Gleichzeitig wurden Ausreisen durch schwer zu erlangende Formalia wie Bürgschaften, Vermögenshinterlegungen, Visa, Gebühren, Verschleppungen von deutscher Seite auch gebremst - was eine verzweifelte Lage schaffte. Und die anvisierten Exilländer streckten den Juden aus Deutschland keineswegs offene Arme aus. Der Verleger Alfred Heller schrieb: "Alle Länder ohne Ausnahme haben ihre Grenzen gesperrt. Man fürchtet Überfremdung." Mit solchen Argumenten, die auch heute gegen Migration angeführt werden, sei damals eine großzügige Asylpolitik verhindert worden.

Wer in meist völlig überfüllten Transportmitteln das Zielland erreicht hatte, stieß wie in Frankreich auf viel Bürokratie und Reserviertheit, in der Sowjetunion auf den Terror der Säuberungen von 1936/37 oder landete in New York ausgegrenzt in "Germantown" im Existenzkampf der einfachen Leute. Die große Not der Mehrheit konnte auch durch die Hilfsbereitschaft einzelner Menschen und Organisationen nur wenig gelindert werden. Zudem war es aufgrund des deutschen Eroberungskriegs oft nicht die letzte Station der Odyssee. Relativ großzügig ließen Mexiko und die Tschechoslowakei Flüchtlinge einreisen, für Shanghai wurde nicht mal ein Visum benötigt und Großbritannien rettete 10.000 jüdische Mädchen und Jungen mit Kindertransporten.

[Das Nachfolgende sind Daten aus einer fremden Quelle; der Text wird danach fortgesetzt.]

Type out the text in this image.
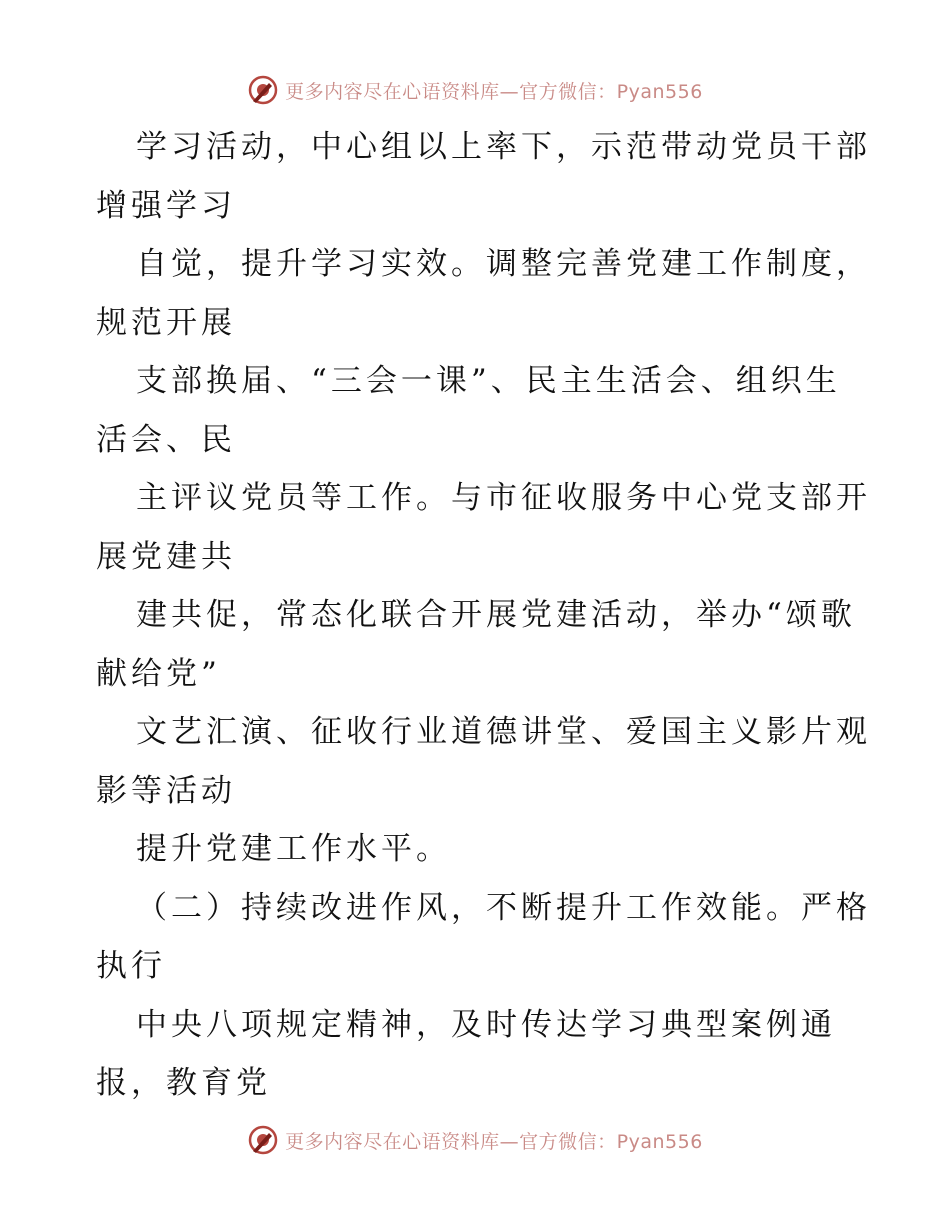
更多内容尽在心语资料库—官方微信：Pyan556
学习活动，中心组以上率下，示范带动党员干部
增强学习
自觉，提升学习实效。调整完善党建工作制度，
规范开展
支部换届、“三会一课”、民主生活会、组织生
活会、民
主评议党员等工作。与市征收服务中心党支部开
展党建共
建共促，常态化联合开展党建活动，举办“颂歌
献给党”
文艺汇演、征收行业道德讲堂、爱国主义影片观
影等活动
提升党建工作水平。
（二）持续改进作风，不断提升工作效能。严格
执行
中央八项规定精神，及时传达学习典型案例通
报，教育党
更多内容尽在心语资料库—官方微信：Pyan556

Schiffsunglücke, Irrfahrten und Zurückweisungen

Die Lage wurde mit dem Auswanderungsverbot vom Herbst 1941 noch verheerender, jetzt wurde endgültig auf physische, systematisch organisierte Ausrottung gesetzt. Nun war nur noch illegale Flucht - beispielsweise organisiert von der zionistischen Haganah in Palästina - möglich, die jedoch häufig durch Schiffsunglücke, Irrfahrten und Zurückweisungen unglücklich endete.

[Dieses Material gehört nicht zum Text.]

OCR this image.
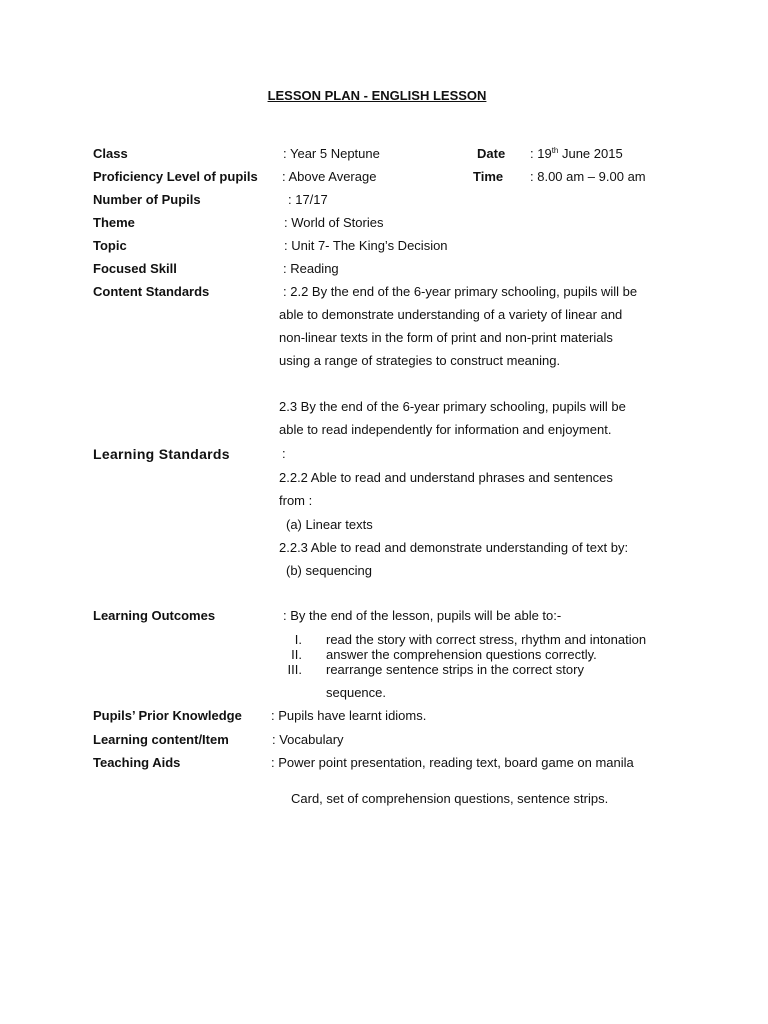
LESSON PLAN - ENGLISH LESSON
Class	: Year 5 Neptune	Date : 19th June 2015
Proficiency Level of pupils : Above Average	Time : 8.00 am – 9.00 am
Number of Pupils	: 17/17
Theme	: World of Stories
Topic	: Unit 7- The King’s Decision
Focused Skill	: Reading
Content Standards	: 2.2 By the end of the 6-year primary schooling, pupils will be
able to demonstrate understanding of a variety of linear and
non-linear texts in the form of print and non-print materials
using a range of strategies to construct meaning.
2.3 By the end of the 6-year primary schooling, pupils will be
able to read independently for information and enjoyment.
Learning Standards	:
2.2.2 Able to read and understand phrases and sentences
from :
(a) Linear texts
2.2.3 Able to read and demonstrate understanding of text by:
(b) sequencing
Learning Outcomes	: By the end of the lesson, pupils will be able to:-
I. read the story with correct stress, rhythm and intonation
II. answer the comprehension questions correctly.
III. rearrange sentence strips in the correct story
sequence.
Pupils’ Prior Knowledge : Pupils have learnt idioms.
Learning content/Item	: Vocabulary
Teaching Aids	: Power point presentation, reading text, board game on manila
Card, set of comprehension questions, sentence strips.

Als Autor etlicher Bücher über Hitlerdeutschland hat Benz auch das ganze Elend zusammenfassende Lebensberichte ausgewertet. Die nach Haifa geflüchtete Jüdin Ima leidet unter Heimweh und Schwermut: ein "unglückliches, verrutschtes Leben". Die Dichterin und Malerin Etel Adnan konstatiert: "Exiliert zu sein heißt, besiegt, geschlagen zu sein."

Exil ende, wenn Integration aus dem Gast einen Bürger mache - mit all den beidseitigen Anforderungen, die das bedeute, schreibt Benz, und: Die Hunderttausenden Bürger in Deutschland, die gegen "Remigration" und für Demokratie Toleranz und Humanität demonstrieren, hätten die richtige Erkenntnis aus der Geschichte des Exils gezogen.